If it isn’t evident yet, IB71 is very much inspired by Ben Affleck’s Oscar-winning Argo (2012). The template is the same: Declassified mission, ridiculous plan, heroic extraction agent, pensive boss hovering over the phone at the bureau, last-ditch escape, egg on Islamic nation’s faces. But there’s one crucial difference. The film-making of Argo made the true story sound smart and audacious and funny. The film-making of IB71 makes the true story look silly and confusing and far-fetched. Let’s leave aside the cringey Pakistani caricatures for a beat. The Vishal Jethwa character, for instance, seems to be stuck in a parallel Dhamaal (2011) sequel. He’s so hammy that you almost expect Vijay Raaz to turn up as the cucumber-cool Air Traffic Controller. Then there’s the flight itself – the passengers swerve from side to side in the plane as if they were on an AC Sleeper bus to Goa.
The Kashmir sequences in the first half are visually striking, but I couldn’t get over how the radicals didn’t realize they were being followed by an imposing figure like Vidyut Jammwal – in the snow, no less. Nobody is as subtle or discreet as they think they are. When undercover cops communicate with each other through darting eyes and hand gestures at the Dal lake, they look like football managers attempting to signal a play to an aloof midfielder.

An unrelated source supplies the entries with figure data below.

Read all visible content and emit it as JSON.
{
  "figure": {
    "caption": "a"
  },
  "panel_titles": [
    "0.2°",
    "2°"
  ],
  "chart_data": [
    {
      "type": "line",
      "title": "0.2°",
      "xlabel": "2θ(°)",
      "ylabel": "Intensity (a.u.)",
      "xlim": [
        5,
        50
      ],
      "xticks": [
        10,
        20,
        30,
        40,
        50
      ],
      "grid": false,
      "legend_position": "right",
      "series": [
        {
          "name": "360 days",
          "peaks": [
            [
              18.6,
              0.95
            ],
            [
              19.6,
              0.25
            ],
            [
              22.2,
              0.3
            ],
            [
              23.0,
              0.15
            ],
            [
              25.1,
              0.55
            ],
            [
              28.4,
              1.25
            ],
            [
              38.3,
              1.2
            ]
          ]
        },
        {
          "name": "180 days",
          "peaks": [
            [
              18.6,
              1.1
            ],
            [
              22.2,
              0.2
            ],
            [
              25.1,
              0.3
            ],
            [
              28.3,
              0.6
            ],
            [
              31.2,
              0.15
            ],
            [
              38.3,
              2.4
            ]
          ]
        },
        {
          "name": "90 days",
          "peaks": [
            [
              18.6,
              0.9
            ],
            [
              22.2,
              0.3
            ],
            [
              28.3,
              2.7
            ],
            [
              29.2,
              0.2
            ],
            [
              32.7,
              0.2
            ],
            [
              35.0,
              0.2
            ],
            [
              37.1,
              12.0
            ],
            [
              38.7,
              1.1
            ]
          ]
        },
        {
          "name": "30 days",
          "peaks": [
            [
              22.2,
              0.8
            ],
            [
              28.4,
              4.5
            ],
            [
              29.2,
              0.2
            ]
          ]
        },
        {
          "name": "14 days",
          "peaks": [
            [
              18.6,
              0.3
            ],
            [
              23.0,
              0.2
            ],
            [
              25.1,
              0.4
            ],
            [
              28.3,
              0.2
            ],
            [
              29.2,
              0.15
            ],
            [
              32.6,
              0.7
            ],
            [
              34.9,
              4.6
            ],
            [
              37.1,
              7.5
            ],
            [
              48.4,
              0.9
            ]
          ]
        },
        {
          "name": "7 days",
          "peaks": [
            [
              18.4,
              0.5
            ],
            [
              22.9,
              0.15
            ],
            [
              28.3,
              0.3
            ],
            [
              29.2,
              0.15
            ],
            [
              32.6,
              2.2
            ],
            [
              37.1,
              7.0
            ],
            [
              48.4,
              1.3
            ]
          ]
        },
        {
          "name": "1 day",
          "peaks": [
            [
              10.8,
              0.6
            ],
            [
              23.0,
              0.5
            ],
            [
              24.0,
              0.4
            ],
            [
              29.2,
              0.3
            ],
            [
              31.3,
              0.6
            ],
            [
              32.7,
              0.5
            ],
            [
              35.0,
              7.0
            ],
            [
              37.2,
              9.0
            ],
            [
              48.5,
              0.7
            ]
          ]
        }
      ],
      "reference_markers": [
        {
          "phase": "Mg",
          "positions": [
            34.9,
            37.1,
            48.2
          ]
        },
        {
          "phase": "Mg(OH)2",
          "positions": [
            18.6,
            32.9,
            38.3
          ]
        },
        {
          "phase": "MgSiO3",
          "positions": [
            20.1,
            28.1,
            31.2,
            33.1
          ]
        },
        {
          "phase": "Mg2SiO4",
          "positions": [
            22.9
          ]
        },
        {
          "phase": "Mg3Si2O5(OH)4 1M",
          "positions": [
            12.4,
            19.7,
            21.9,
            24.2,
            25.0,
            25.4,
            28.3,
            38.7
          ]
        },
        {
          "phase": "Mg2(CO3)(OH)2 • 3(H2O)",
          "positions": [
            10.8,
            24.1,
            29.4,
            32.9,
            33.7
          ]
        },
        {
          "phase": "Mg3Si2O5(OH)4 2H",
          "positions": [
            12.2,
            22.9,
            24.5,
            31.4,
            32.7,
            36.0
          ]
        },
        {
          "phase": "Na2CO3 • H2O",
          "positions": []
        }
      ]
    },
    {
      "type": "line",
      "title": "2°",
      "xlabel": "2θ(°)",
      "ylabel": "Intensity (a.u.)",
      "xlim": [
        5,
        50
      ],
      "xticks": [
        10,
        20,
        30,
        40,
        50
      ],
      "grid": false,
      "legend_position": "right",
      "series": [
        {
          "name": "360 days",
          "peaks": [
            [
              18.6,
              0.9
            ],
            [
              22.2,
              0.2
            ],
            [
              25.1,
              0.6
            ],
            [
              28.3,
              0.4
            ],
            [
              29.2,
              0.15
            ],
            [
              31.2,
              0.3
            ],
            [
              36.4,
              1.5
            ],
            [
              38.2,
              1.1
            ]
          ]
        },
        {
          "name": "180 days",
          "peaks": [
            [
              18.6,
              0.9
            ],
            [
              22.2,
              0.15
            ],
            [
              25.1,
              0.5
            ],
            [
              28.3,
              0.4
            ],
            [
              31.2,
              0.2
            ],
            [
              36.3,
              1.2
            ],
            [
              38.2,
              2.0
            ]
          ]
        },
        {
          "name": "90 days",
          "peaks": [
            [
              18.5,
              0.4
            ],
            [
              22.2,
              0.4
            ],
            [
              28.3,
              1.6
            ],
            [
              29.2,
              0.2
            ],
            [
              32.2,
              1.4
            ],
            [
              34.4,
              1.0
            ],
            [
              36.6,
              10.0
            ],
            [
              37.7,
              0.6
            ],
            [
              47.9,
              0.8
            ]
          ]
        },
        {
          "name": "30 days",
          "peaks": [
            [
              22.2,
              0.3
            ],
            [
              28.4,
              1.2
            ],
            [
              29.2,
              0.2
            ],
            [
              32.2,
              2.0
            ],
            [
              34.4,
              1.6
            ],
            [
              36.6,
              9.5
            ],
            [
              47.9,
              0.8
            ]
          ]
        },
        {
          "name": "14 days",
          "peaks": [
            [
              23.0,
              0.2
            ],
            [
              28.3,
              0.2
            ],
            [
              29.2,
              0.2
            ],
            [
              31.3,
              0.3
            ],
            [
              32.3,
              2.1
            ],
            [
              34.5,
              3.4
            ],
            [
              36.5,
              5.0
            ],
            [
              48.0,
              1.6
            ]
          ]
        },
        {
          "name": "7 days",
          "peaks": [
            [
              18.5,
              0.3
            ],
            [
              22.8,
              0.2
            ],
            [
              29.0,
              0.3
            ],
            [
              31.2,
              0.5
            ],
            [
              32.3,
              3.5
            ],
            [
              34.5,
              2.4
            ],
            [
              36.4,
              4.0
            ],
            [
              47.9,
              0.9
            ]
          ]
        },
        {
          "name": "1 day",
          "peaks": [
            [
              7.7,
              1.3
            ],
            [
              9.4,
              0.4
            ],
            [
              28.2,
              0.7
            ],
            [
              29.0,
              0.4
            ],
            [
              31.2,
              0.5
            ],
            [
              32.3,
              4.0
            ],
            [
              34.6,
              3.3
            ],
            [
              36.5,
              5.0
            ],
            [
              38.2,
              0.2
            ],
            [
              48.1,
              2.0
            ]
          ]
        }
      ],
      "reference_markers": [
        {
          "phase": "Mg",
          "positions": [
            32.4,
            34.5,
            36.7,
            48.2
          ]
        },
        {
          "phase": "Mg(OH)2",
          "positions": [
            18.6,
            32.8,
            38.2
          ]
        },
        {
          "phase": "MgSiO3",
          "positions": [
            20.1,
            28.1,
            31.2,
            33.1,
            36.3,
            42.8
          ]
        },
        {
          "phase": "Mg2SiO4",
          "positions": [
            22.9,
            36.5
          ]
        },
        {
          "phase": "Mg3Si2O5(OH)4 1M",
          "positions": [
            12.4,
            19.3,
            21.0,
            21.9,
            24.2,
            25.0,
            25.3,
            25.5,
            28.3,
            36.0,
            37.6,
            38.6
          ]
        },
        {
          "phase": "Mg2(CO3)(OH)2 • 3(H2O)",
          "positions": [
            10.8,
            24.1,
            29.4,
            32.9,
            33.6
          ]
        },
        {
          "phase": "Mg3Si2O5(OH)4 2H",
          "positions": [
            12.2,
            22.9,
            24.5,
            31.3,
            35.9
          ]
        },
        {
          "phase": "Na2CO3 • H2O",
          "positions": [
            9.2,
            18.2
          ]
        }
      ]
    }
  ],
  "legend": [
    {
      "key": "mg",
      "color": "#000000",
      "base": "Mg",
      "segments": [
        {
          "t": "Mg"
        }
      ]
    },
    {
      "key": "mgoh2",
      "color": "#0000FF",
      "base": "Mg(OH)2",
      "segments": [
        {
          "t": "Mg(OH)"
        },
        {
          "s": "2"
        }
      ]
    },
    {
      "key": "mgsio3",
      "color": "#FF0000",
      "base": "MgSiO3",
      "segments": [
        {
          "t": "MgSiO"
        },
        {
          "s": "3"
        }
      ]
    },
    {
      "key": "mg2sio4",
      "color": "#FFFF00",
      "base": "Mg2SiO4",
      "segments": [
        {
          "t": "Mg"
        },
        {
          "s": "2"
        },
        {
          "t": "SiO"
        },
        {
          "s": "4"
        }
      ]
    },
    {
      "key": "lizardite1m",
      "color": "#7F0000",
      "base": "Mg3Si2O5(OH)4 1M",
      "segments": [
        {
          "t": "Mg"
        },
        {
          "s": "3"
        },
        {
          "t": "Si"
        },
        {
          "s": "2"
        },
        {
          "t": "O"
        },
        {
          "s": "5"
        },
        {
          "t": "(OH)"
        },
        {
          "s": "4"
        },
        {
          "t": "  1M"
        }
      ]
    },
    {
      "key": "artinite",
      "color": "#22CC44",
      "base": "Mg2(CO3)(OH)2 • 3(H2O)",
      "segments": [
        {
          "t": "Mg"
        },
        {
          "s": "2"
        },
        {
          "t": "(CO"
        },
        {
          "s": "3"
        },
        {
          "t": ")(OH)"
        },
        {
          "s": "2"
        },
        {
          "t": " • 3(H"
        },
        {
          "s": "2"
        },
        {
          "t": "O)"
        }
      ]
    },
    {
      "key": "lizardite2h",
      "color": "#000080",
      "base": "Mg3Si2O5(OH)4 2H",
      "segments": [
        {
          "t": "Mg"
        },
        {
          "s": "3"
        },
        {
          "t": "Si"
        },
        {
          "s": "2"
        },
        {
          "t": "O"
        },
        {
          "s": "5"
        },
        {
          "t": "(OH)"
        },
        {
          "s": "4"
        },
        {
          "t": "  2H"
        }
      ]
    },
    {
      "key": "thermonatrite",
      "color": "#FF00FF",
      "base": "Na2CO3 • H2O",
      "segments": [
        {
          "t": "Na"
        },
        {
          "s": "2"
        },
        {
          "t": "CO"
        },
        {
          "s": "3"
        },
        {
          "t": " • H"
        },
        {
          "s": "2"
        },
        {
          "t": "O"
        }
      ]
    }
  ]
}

When two radicals meet during a matinee show of Arzoo (1965) to discuss their master plan, the dubbing makes it sound like they want the entire cinema hall – including the not-so-undercover IB agents – to hear them. Apparently, they’re whispering. When a half-clever moment reveals that a male IB officer is answering ‘family’ phone calls from Lahore in fake voices, he ruins it by mimicking wives and mothers too. (“Quit when you’re ahead!” I screamed, in my most masculine voice). The only two female agents in the film make grave mistakes: One allows a Bengali civilian onto the pretend-flight, the other is stabbed at a hotel.
When the Indians are on the verge of being exposed, a late-night power cut comes to the rescue. At the end of the mission, we see Dev striding triumphantly in slow-motion in the pouring rain towards the border. The film concludes with an epilogue about Pakistan losing the war and failing to break India into parts (“Instead we broke them into two parts: Pakistan and Bangladesh, thus saving millions of lives”). When it cuts back to the hero, Dev is still striding in the rain. He looks pleased. Seasons change, India becomes a superpower, Novak Djokovic retires, AI ends sport, the cure to cancer arrives, climate change resurrect dinosaurs, a meteor strikes, Adam ghosts Eve, the internet is invented before the wheel, fiction ceases to exist, borders perish, movies return, I’m reborn and Christopher Nolan starts to direct the planet. But Dev is still striding in the rain in IB71.